Most head and neck cancers are squamous cell carcinomas that originate from the epithelial cells of the mucous membranes. If the cancer remains within the superficial layers of the skin, it is referred to as carcinoma in situ. When it invades deeper tissues, it becomes invasive cancer.
Common types include cancers of the larynx, pharynx, nasal cavity and paranasal sinuses, nasopharynx, oral cavity, oropharynx, and salivary glands.

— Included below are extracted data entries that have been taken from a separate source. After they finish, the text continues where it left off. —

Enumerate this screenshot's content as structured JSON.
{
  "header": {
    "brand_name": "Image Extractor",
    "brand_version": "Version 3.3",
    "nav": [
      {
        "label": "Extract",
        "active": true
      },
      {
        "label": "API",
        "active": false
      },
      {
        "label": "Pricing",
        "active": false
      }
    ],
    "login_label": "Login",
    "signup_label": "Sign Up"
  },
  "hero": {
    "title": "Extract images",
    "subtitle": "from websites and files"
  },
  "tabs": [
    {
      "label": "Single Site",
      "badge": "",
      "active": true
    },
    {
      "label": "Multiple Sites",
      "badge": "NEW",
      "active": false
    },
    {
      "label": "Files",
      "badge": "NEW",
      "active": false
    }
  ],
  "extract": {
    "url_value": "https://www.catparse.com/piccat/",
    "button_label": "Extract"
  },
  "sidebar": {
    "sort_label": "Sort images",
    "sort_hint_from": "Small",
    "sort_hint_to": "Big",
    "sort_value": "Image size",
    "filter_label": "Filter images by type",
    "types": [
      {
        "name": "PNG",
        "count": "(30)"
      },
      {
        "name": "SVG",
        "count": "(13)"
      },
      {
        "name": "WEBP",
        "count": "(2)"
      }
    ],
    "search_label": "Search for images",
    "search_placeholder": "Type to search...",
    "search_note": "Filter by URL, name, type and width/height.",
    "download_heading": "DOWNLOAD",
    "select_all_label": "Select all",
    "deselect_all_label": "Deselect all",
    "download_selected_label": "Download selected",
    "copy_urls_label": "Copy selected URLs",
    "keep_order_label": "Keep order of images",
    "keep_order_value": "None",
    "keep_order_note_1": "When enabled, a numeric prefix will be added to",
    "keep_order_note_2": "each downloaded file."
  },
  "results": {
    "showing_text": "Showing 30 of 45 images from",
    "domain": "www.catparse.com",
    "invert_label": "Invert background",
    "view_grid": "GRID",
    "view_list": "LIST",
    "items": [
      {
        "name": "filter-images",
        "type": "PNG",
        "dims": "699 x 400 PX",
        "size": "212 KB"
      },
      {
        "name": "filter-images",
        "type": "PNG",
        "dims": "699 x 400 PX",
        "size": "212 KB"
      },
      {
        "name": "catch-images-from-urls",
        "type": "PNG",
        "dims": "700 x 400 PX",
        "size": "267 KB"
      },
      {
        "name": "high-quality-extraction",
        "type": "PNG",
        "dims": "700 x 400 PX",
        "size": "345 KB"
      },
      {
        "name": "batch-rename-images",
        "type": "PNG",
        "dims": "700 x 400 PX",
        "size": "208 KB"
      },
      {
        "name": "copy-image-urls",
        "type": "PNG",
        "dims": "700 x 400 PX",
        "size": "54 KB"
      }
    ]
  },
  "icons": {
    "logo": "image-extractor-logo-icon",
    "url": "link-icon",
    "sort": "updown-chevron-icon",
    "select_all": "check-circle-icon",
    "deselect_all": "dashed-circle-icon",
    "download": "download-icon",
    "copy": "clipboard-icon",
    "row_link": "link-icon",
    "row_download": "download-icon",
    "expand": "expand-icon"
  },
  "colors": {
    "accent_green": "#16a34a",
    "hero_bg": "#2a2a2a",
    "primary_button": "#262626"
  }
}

Main symptoms that require consultation with a specialist:
- Swelling or pain in the head or neck area
- A lump that is tender or painless on palpation
- Persistent sore throat
- Unpleasant odor from the mouth
- Voice changes or hoarseness
- Nasal obstruction or nosebleeds
- Difficulty breathing
- Double vision
- Numbness or weakness in the facial area
- Pain in the ear or jaw
- Blood in saliva
- Loosening or loss of teeth without an apparent cause
- General fatigue or weight loss
Diagnosis
Early detection of cancer significantly increases the effectiveness of treatment. Diagnosis of head and neck cancer involves a comprehensive evaluation that includes physical examination, endoscopy (internal inspection using a specialized tube), biopsy, ultrasound examination (US), X-ray/contrast X-ray, computed tomography (CT), magnetic resonance imaging (MRI), and positron emission tomography (PET). These methods help to accurately determine the location, size, and extent of the tumor.
Treatment
The treatment plan is developed by a multidisciplinary team including an oncologist, radiologist, surgeon, maxillofacial surgeon, otorhinolaryngologist, dentist, psychologist, and other specialists.
The primary treatment methods include surgical intervention, radiation therapy, chemotherapy, targeted therapy, and immunotherapy (in select cases). In the early stages, surgery or radiation therapy is usually performed. Radiation therapy and chemotherapy can be used both before and after surgery to control the disease and relieve symptoms.